I’ve been immensely frustrated with e-mail in enterprises over the years, for a variety of reasons:
- Dangling Conversations, where an e-mail sent to a specific mail list then creates a number of partially-overlapping conversations as people subtract and add people to the list for random, often selfish reasons. Decision-making gets difficult as a result because the conversations are very dispersed
- CC Riders, people who cover their fundaments by copying in the world and her husband, creating conversations that aren’t necessary in the first place, and overloading everyone in the process
- Blind Trusters, who somehow convince themselves that having a conversation with one person while letting someone else in surreptitiously via bc is a good way of building trust. These things have a habit of biting back, which is a good thing.
- Giant Haystacks, who habitually file everything, every version of everything, even e-mails they neither sent nor received. If it moves, salute it. If it doesn’t, file it.
- Needlepointers, who habitually look for e-mails in said haystacks, and manage to convince themselves that spending hours doing this is considered productive activity, while things like blogs aren’t…
- Iceberg Lettuces, who regularly forward “private” conversations with adverse comments to the person the adverse comments were about, without realising what lay below the visible part of the iceberg. Enjoyable to watch but intrinsically unproductive; maybe more productive than the snide comments in the first place, but it’s a close call.
- Oops-I-Did-It-Againers, who provide both laughs as well as immense frustration by unthinkingly Replying All in the most painful circumstances.
Of course we can set filters to solve some of this. Of course we can set policy to solve some of this. Of course we can educate to solve some of this.
Of course we are all addicted to all this.
And for some unknown reason, we are all programmed to “fix” mail rather than use tools that are more suited to the things we want to do. I still remember the reactions Stowe received when he first prophesied the death of e-mail. He might as well have declared that Pluto wasn’t a planet; this was some years ago :-)

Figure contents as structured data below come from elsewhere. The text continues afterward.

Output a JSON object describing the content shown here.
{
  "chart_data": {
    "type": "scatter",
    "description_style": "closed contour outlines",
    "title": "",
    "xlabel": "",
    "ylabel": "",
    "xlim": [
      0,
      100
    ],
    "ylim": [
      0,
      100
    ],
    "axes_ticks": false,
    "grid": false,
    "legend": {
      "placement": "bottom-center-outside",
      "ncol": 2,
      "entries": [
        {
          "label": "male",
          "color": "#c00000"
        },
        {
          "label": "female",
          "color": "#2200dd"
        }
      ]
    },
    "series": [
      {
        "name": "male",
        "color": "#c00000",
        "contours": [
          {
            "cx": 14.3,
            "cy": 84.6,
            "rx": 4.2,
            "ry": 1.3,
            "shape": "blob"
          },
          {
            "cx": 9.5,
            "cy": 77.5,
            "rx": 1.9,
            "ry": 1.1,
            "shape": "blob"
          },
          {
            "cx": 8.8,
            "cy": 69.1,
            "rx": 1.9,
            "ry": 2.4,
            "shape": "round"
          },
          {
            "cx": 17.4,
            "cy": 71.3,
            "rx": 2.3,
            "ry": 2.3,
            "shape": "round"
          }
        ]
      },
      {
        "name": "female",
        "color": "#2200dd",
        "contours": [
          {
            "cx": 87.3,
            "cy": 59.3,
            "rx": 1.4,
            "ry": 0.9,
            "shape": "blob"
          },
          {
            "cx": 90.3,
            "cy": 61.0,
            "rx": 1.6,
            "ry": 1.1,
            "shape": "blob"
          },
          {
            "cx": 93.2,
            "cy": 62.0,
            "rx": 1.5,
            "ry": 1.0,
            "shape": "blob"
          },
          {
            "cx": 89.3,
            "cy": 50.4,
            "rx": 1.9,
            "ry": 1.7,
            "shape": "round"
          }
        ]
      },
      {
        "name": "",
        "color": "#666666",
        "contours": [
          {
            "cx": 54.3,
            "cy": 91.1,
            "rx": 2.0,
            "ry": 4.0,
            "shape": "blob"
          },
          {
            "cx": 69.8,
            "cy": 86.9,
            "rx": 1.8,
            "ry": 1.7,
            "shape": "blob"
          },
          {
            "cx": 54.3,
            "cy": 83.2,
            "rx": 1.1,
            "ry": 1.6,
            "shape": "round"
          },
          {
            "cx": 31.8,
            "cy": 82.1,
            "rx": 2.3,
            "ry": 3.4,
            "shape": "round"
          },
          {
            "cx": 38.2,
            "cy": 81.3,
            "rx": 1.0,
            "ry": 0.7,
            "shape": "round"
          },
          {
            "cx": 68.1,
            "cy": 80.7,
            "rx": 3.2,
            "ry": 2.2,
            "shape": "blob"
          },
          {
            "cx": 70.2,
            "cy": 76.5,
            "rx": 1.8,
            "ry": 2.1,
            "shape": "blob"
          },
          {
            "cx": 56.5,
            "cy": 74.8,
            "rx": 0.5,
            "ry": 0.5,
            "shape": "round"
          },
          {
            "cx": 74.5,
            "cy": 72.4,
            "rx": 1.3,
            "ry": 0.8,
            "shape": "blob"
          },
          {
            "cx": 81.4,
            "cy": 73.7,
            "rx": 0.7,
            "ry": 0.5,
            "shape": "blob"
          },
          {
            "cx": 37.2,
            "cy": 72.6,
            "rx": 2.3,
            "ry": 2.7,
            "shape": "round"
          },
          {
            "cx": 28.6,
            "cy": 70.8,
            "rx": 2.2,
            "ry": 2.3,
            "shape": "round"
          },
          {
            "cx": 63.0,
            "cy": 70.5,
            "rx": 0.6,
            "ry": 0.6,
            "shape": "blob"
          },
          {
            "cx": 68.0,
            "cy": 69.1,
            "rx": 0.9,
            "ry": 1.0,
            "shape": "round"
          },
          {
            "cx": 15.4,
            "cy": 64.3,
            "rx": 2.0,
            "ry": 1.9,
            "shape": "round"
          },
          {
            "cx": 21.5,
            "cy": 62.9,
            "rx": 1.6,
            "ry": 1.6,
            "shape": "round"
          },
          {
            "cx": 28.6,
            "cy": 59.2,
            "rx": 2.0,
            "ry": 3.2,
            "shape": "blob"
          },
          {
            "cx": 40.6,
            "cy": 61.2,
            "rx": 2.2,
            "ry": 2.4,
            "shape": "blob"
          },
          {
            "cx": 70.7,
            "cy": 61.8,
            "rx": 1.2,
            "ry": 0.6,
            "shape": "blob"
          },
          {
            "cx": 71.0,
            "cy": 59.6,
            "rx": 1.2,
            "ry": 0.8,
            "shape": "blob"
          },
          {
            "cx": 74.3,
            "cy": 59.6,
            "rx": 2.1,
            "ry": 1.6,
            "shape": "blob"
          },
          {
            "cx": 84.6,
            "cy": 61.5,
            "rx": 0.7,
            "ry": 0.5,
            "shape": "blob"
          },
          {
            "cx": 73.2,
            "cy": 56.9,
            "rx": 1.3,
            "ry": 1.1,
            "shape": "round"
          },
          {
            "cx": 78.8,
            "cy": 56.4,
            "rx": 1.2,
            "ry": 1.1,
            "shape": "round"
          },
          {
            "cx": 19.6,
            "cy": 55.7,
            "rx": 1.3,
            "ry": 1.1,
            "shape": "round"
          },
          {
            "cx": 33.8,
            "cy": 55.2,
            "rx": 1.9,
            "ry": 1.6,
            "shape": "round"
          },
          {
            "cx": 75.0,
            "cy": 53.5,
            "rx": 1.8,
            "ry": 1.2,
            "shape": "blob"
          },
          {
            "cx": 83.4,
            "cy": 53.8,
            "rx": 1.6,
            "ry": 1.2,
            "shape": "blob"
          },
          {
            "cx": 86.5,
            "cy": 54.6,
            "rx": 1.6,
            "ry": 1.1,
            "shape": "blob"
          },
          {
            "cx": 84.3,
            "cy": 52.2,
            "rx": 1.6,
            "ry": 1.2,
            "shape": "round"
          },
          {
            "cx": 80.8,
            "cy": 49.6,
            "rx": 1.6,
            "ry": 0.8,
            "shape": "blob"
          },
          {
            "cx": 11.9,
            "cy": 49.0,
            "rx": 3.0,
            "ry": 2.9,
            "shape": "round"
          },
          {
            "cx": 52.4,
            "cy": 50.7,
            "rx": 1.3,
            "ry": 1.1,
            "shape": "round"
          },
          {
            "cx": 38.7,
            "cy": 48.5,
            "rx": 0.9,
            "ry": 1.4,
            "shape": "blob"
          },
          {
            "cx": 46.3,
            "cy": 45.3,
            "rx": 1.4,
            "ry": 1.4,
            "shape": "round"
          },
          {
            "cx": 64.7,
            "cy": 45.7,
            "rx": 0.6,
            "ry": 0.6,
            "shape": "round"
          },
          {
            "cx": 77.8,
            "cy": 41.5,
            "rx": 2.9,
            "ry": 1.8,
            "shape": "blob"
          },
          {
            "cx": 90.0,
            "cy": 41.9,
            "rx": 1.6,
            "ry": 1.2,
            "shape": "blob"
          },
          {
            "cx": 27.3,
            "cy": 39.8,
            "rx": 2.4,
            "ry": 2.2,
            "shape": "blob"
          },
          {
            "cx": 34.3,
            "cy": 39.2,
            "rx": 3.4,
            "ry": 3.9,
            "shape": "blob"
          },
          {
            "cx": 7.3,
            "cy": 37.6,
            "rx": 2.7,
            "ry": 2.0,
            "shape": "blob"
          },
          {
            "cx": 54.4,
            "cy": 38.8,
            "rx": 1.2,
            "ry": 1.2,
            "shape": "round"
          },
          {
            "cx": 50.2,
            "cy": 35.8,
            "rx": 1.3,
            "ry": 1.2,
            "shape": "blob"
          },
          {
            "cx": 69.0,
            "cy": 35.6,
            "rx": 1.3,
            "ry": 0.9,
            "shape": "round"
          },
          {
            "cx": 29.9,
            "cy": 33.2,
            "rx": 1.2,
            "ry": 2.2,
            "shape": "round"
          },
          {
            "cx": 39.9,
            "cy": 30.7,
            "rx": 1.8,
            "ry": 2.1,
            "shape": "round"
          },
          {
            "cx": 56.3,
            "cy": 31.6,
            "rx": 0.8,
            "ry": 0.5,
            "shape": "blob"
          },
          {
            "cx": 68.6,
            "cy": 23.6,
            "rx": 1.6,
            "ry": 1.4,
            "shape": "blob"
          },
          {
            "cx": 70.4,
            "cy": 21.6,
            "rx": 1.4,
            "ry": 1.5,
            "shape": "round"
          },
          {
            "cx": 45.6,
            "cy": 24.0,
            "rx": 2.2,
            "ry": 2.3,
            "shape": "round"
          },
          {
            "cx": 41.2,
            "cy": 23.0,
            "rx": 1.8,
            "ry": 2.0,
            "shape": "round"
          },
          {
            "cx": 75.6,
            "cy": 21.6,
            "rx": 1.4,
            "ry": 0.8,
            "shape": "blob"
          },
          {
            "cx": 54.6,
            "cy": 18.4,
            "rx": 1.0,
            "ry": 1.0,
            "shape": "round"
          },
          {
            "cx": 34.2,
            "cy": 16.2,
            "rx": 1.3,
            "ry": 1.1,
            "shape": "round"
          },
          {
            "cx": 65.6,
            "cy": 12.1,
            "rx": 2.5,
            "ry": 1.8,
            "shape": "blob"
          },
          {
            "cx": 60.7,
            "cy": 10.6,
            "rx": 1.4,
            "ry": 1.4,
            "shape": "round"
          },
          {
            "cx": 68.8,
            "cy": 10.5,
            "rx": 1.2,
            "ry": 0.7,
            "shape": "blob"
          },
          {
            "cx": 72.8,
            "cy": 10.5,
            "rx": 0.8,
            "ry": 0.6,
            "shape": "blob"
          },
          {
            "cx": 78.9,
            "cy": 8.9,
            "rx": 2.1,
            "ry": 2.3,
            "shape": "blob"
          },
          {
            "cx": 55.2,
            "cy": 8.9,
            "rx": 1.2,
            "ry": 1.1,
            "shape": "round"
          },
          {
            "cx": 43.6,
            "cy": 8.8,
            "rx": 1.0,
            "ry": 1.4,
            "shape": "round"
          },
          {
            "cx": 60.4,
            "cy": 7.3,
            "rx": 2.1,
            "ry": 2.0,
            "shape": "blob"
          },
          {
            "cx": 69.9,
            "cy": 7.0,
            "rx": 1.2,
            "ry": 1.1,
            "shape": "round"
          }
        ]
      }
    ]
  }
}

With all this in mind, I loved seeing what Lars Plougmann had to say about e-mail and project management in mindthis, excerpted below:
- 9 people read the email
- 8 people file the email (in their private folders, thereby duplicating effort)
- 7 people are interrupted in their work or thoughts when the email arrives
- 6 people will never be able to find the email again
- 5 people didn’t actually need to know about the change
- 4 people joining the project in the next phase wouldn’t have received the email
- 3 people will be able to find the email again, should they need to
- 2 people will check back to the email at a later date when they need the information
- 1 of them will understand the email in context, be able to find it at a later date and action it
Great stuff, Lars. And thanks to Kiyo for the heads-up.